Here’s another quick fix for a small issue you may encounter when upgrading your project to Visual Studio 2010. You may find that the import works okay, but when you go to compile, you get the following error message:
Cannot import the following key file: keyfile.pfx. The key file may be password protected. To correct this, try to import the certificate again or manually install the certificate to the Strong Name CSP with the following key container name: VS_KEY_0123456701234567
The cause of the error is exactly as Visual Studio described: it can’t open the key file it needs to access because the key file is password protected. The suggested fix, however, is not likely to set you on the right path. In fact, Visual Studio should really just fix this itself. In previous versions, it would. Remember you’d occasionally get a password prompt when opening a project for the first time?

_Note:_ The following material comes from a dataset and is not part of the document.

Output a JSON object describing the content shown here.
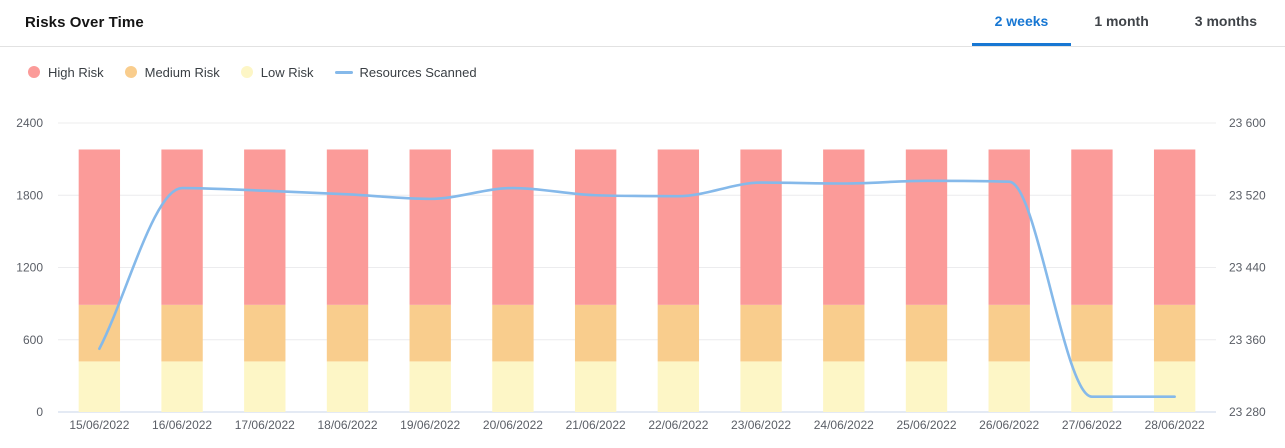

Well, all we need to do to fix this is trigger Visual Studio to ask you for the password. Then, it will do its thing and you’ll be set. Try this:
- Open Project Properties.
- Click on the Signing section.
- Where it says ‘Choose a strong name key file:’, reselect the current value from the drop-down box:
- Visual Studio will now prompt you for the password. Enter it.
- You might get another error message:
”An attempt was made to reference a token that does not exist”
If so, just ignore it. - Click the ‘Change Password” button:
- Enter the original password in all three boxes and click OK. If you’d like to change your password (or if your old password doesn’t meet complexity requirements), you can do so now.
- Repeat for each key file in your project.
- Save your project and do a rebuild.
Of course, there are less empirical ways of solving this, but they involve using the signtool.exe application and messing around with the certificate store. This might not be the most impressive way of solving this problem, but it seems to work.